Put an end to all traffic offences, big or small
A high-profile lawyer, Janhavi Gadkar (35), was driving an Audi Q3 and crashed into a taxi on Monday killing two persons and injuring others
A high-profile lawyer, Janhavi Gadkar (35), was driving an Audi Q3 and crashed into a taxi on Monday killing two persons and injuring others.
The occupants of the cab were celebrating an SSC result. A very drunk Gadkar escaped with just a few bruises as her car’s air bag had deployed. She was apparently driving home late at night after having drinks at a bar. She was driving on the wrong side of the road on the Eastern Freeway, returning to her home in Chembur from a south Mumbai hotel.
While the huge tragedy is still unfolding, it is disappointing to see that people are still driving drunk even after a sweeping crackdown on drink driving in the city. The police has certainly taken drink driving very seriously, especially in the past few years and there is fear amongst drivers. That is why one sees a drop in the number of drink driving cases, and the strong punishments are certainly deterrents for drunken driving.

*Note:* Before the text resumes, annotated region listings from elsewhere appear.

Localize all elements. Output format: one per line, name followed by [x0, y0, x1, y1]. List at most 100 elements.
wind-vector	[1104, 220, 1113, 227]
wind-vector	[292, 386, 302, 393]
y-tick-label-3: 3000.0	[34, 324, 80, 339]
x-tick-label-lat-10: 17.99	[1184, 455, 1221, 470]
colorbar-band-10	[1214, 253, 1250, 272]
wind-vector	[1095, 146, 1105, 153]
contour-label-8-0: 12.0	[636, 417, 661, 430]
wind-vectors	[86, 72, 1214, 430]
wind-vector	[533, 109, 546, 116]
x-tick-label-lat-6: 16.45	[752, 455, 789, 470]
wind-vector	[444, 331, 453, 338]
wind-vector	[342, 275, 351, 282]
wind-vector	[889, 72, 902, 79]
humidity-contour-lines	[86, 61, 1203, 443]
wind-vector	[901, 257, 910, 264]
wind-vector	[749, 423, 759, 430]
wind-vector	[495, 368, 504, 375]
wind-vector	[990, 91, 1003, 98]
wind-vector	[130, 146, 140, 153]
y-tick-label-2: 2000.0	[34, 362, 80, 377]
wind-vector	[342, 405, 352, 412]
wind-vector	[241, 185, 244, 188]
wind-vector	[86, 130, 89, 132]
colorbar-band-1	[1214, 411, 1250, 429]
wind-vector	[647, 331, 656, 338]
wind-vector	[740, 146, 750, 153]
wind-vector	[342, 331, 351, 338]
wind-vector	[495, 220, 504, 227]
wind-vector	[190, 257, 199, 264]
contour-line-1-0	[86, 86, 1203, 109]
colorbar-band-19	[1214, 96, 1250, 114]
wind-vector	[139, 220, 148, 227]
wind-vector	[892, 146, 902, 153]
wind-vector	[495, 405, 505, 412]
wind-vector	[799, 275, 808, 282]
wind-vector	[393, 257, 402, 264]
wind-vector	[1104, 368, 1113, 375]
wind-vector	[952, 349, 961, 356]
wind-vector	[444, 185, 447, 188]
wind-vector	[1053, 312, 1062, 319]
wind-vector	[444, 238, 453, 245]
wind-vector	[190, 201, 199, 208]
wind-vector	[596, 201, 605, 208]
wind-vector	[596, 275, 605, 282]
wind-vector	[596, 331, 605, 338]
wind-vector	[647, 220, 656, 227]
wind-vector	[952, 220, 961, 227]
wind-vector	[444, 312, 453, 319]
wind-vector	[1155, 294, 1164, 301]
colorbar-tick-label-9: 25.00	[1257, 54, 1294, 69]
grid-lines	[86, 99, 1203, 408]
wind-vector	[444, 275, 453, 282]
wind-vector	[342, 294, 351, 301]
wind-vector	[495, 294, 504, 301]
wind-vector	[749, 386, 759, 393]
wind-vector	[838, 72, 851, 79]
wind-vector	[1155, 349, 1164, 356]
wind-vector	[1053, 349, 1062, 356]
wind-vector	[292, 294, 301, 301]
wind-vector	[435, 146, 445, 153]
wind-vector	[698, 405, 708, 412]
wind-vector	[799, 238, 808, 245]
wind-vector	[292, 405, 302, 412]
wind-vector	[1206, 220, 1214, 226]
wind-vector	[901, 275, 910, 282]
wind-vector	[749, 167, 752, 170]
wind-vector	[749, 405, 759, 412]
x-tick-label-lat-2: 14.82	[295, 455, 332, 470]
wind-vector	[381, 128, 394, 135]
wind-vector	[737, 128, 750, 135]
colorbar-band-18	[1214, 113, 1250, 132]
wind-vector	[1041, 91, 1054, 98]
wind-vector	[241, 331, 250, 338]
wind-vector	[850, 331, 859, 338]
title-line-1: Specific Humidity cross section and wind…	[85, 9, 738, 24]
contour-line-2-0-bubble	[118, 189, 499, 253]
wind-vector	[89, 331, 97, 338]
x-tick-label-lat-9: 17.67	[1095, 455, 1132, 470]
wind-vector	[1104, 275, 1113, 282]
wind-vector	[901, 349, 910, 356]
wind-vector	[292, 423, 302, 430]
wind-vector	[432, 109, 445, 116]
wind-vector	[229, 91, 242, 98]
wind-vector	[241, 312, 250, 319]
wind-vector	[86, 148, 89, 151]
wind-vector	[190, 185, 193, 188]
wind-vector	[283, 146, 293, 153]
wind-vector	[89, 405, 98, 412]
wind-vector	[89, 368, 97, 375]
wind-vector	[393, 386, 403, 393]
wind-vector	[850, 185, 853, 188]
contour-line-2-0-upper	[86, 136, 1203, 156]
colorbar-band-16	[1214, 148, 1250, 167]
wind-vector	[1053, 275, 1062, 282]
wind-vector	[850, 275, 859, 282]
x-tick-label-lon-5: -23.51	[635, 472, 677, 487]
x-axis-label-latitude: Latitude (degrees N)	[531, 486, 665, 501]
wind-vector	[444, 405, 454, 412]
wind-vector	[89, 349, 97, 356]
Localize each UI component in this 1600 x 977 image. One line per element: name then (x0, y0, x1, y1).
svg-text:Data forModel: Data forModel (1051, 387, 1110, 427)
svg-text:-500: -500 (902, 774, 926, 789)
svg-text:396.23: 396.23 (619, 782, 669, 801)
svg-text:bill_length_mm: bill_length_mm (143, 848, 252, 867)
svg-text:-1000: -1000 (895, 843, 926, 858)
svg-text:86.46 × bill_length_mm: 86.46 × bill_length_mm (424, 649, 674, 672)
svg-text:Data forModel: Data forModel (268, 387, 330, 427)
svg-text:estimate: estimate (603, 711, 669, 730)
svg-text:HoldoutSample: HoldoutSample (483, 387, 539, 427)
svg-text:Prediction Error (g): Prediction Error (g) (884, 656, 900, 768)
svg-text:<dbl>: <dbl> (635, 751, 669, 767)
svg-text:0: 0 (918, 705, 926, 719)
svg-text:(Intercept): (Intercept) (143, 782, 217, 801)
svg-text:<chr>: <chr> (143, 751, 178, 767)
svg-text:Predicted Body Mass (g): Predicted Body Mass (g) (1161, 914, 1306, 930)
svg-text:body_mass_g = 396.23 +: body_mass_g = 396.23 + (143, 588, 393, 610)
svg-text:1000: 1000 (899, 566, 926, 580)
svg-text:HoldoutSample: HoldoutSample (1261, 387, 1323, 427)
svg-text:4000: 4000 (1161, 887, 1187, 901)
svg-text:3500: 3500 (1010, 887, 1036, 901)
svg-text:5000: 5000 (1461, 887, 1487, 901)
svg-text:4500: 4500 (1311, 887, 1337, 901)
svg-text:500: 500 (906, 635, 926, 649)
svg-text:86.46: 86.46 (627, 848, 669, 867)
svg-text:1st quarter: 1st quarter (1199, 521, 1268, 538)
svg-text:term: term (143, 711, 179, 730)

What one needs though is strong grassroots policing on the roads. There is not enough manpower to crack down on indiscipline on our roads, whether it is rampant lane-cutting, breaking red lights, overtaking from the wrong side, driving without seatbelts, rash driving and speeding and a myriad other offences.
Need more consistency
While the traffic police do a stellar job at functions like Ganeshotsav and others, what we need is consistent crackdowns on smaller offences. It is by not coming down heavily on what people would perceive as small or minor offences that we give rise to much more serious offences like this one, which has resulted in two fatalities and torn a family apart.
There has to be much stricter adherence to rules in every aspect of traffic; this will form the bedrock to responsible driving on Mumbai’s roads.